A friend of mine is currently booking a slot with Groupon to promote their business and from what I’ve heard so far the process has been promising: well managed and realistic.

Love em’ or hate ’em,  sites like Groupon offer an great opportunity for small businesses to get their name out there and attract new customers. If you’re signed up to the weekly Insider’s Edge email I’ll let you know what happens.

An inspiring lesson in humility from the CEO of Groupon, Andy Mason, who was fired last month

Everything about Groupon is whirlwind and last month Andy Mason the CEO of Groupon was ousted by the board. Here’s what he sent to his staff on his departure.

(This is a transcript of the email he sent to staff):


andrew mason
Andrew Mason, Former CEO of Groupon

People of Groupon,

After four and a half intense and wonderful years as CEO of Groupon, I’ve decided that I’d like to spend more time with my family. Just kidding I was fired today. If you’re wondering why… you haven’t been paying attention. From controversial metrics in our S1 to our material weakness to two quarters of missing our own expectations and a stock price that’s hovering around one quarter of our listing price, the events of the last year and a half speak for themselves. As CEO, I am accountable.

You are doing amazing things at Groupon, and you deserve the outside world to give you a second chance. I’m getting in the way of that. A fresh CEO earns you that chance. The board is aligned behind the strategy we’ve shared over the last few months, and I’ve never seen you working together more effectively as a global company it’s time to give Groupon a relief valve from the public noise.

For those who are concerned about me, please don’t be I love Groupon, and I’m terribly proud of what we’ve created. I’m OK with having failed at this part of the journey. If Groupon was Battletoads, it would be like I made it all the way to the Terra Tubes without dying on my first ever play through. I am so lucky to have had the opportunity to take the company this far with all of you. I’ll now take some time to decompress (FYI I’m looking for a good fat camp to lose my Groupon 40, if anyone has a suggestion), and then maybe I’ll figure out how to channel this experience into something productive.

If there’s one piece of wisdom that this simple pilgrim would like to impart upon you: have the courage to start with the customer. My biggest regrets are the moments that I let a lack of data override my intuition on what’s best for our customers.
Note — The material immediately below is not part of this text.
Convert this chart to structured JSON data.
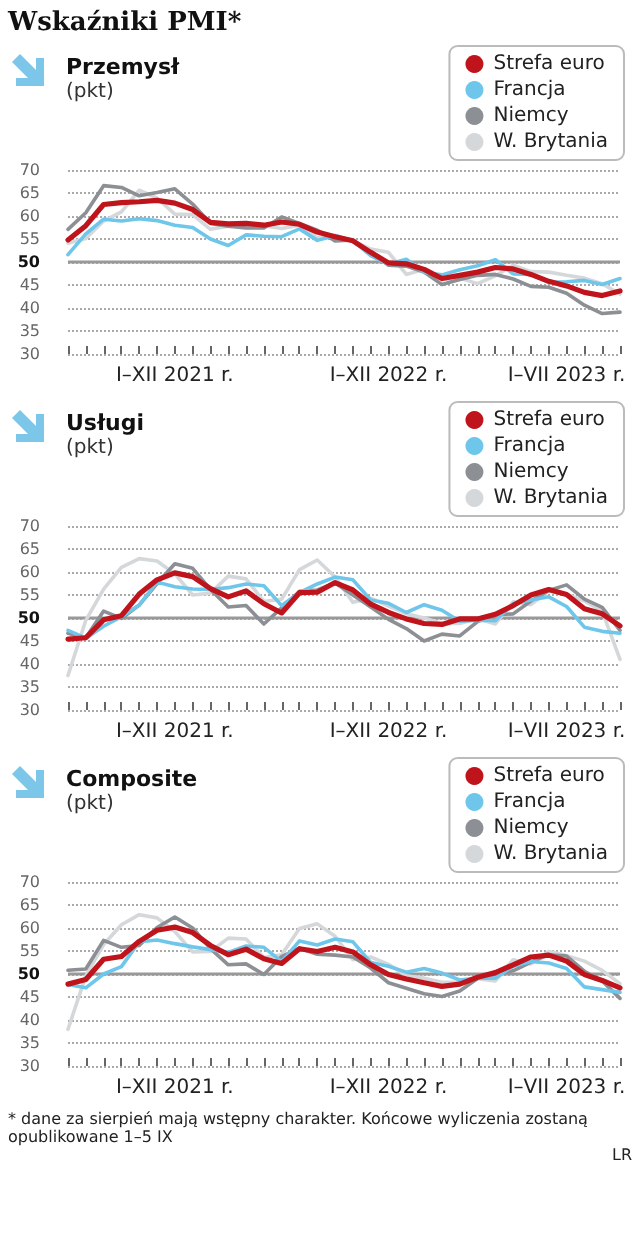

This leadership change gives you some breathing room to break bad habits and deliver sustainable customer happiness don’t waste the opportunity!

I will miss you terribly.




I think this is a great lesson for anyone starting or developing a business.

Don’t forget the customer, keep an eye on the details and don’t be afraid to own your mistakes – otherwise you’ll keep making them.

If Groupon can listen to their ex-CEO and learn from his mistakes and ability to reflect, I think they’ll be a company worth watching in the future.


One response to “What we can learn from Groupon’s ‘fired’ CEO”

  1. Thanks for sharing that letter from Andrew Mason – what a truly inspiring guy. Whoever is lucky enough to hire him is in for a real treat!